P. aeruginosa is known to produce small-molecule virulence factors [33]. In the original study, based on annotations from GNPS[34], the bacterium was found to produce six molecules: 4-hydroxy-2-heptylquinoline (HHQ), Pyocyanin (PYO), Phenazine-1-carboxylic acid (PCA), 2-nonyl-4-hydroxy-quinoline (NHQ), 2-heptyl-3,4-dihydroxyquinoline (PQS, Pseudomonas quinolone signal) and Pyochelin [27]. As shown in Figure 4a, mmvec identifies these molecules with a high co-occurrence probability with P. aeruginosa. Mmvec also identifies a cluster of rhamnolipids likely produced by P. aeruginosa. Rhamnolipids are well characterized and are an important virulence factors for P. aeruginosa, contributing to biofilm development, motility on surfaces and antagonistic interactions with host inflammatory cells [35, 36]. These rhamnolipids were not identified in the original study [27]. The annotations for these compounds have been estiblished using GNPS [34].

There is a negative correlation between the first principal component learned from mmvec and the metabolites log-fold change across the oxygen gradient (Figure 4b) (Pearson r=−0.59, p-value 1.8×10−44, n=442 molecules), which is consistent with the findings in the original work. No such correlation between the oxygen gradient and the first microbial principal component was found by Pearson (r=0.11, p=0.16, n=138 microbes). There exist two notable microbes on opposing ends of the first microbial principal component: P. aeruginosa, a known pathogen, and Streptococcus, a known anaerobe. The top 100 metabolites that are specific to P. aeruginosa and Streptococcus are shown to have drastically different profiles in samples where P. aeruginosa and Streptococcus were the most abundant species (Figure 4d,e) (logratio t-test=6.51, p=4.4×10−8, n=49 samples). This provides evidence that in the context of this study, the metabolomic profiles can be largely influenced by the most abundant microbes, a notion that has important implications for understanding CF etiology. To further support this, the learned metabolite conditional probabilities for P. aeruginosa can be used to predict the metabolite proportions in the 41 samples where P. aeruginosa is the most abundant taxa. The predicted P. aeruginosa metabolite profiles alone can explain 10% of the metabolite variation in these samples (r=0.319, p=1.18×10−11, n=442 molecules).

Of 14 quinolone molecules known to be produced by P. aeruginosa, Pearson correlation detected 9 with p<0.05 without FDR correction, and only 5 with FDR correction. For example, Pyocyanin, does not appear related to P. aeruginosa by the raw proportions (r=0.158, FDR-corrected pvalue=0.089, rank=96, n=172 samples), but is ranked 34th most associated with P. aeruginosa by mmvec (Figure S3c), consistent with culturing experiments that demonstrate that P. aeruginosa produces this molecule [37]. 18 rhamnolipids are among the top 25 metabolites most associated with P. aeruginosa by mmvec, and have higher ranks with mmvec than with Pearson correlation (Figure S3b).

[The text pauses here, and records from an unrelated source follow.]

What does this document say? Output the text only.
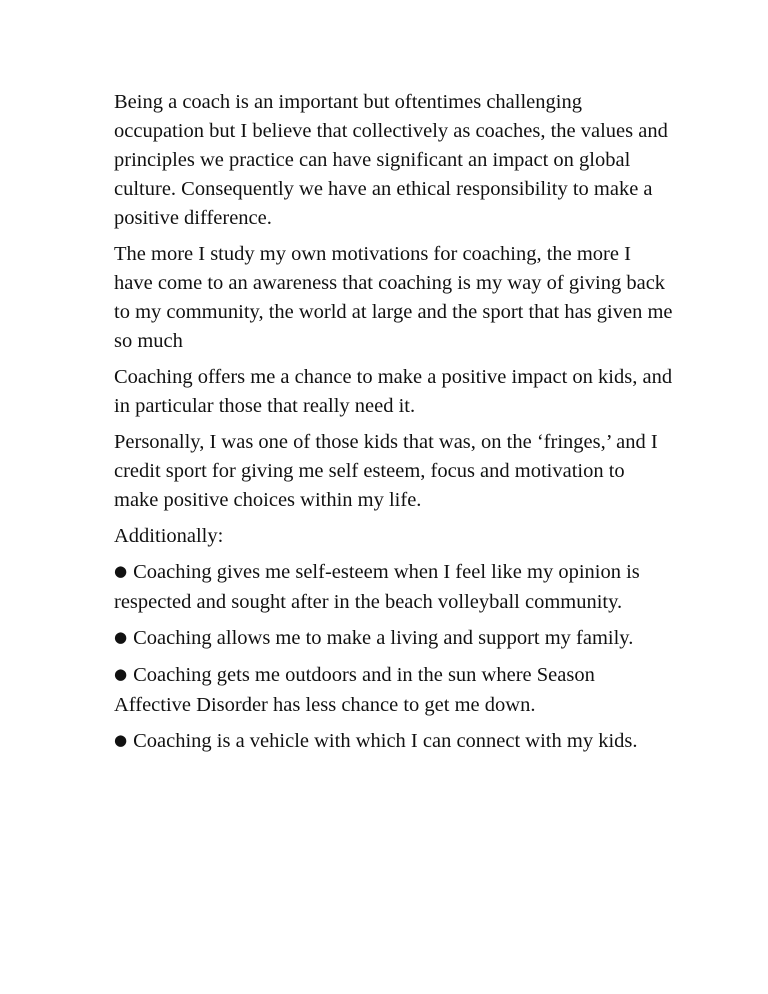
Being a coach is an important but oftentimes challenging occupation but I believe that collectively as coaches, the values and principles we practice can have significant an impact on global culture. Consequently we have an ethical responsibility to make a positive difference.

The more I study my own motivations for coaching, the more I have come to an awareness that coaching is my way of giving back to my community, the world at large and the sport that has given me so much

Coaching offers me a chance to make a positive impact on kids, and in particular those that really need it.

Personally, I was one of those kids that was, on the ‘fringes,’ and I credit sport for giving me self esteem, focus and motivation to make positive choices within my life.

Additionally:

● Coaching gives me self-esteem when I feel like my opinion is respected and sought after in the beach volleyball community.
● Coaching allows me to make a living and support my family.
● Coaching gets me outdoors and in the sun where Season Affective Disorder has less chance to get me down.
● Coaching is a vehicle with which I can connect with my kids.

3.4. Effects of high fat diet in murine model case study

We then tested whether mmvec could determine the microbial origin of specific molecules in a complex biological system. We recently discovered a new kind of bile acid, where cholate is conjugated to amino acids other than glycine and taurine [38]. These molecules increased in abundance with high-fat diet in humans. We determined that these molecules are microbially-made since they were present in specific pathogen free, but not in germ free mice. We therefore set out to identify candidate producers. We were able to confirm that one of these bile acids, cholate phenylalanine amidate, was associated with high-fat diet in well-controlled study that investigated the development of non-alcoholic fatty liver disease (NAFLD), cirrhosis, and hepatocarcinoma (HCC) in a mouse model [28]. When re-analyzing these datasets for differential abundances via multinomial regression, the strong association of the novel bile acid with HFD became immediately apparent. The use of mmvec showed distinct associated groups of microbes and HFD (Figure 5a) and a clear stratification of the mass spectrometry data according to diet (Figure 5b). Several Clostridium spp. correlated with the cholate phenylalanine conjugate. Indeed, we showed that Clostridium spp. were found to produce this bile acid [38]. This result demonstrates mmvec’s ability to streamline the discovery of microbes that produce specific molecules of interest in vivo.

Figure 5:

Figure 5:

Microbe/metabolite co-occurrences across study of HCC progression in the context of innate immunity in a mouse model [28]. (a) Visualization of microbial co-occurrence patterns, where distances between points approximates the Aitchison distance between microbes, which quantities microbial occurrences. Small distances are indicative of microbes with high probability of co-occurring together. Microbes are colored according to their association with HFD, which was estimated using differential abundance analysis via multinomial regression. (b) Emperor [59] biplot of microbe-metabolite interactions, with metabolites colored according to their association with HFD. HFD association was estimated through differential abundance analysis via multinomial regression. Distances between points approximate Aitchison distances between metabolites and distances between arrow tips approximate Aitchison distances between microbes. Several Clostridium spp. appear to co-occur with the new bile acid molecule cholate phenylalanine amidate, also referred to as Phe conjugated cholic acid.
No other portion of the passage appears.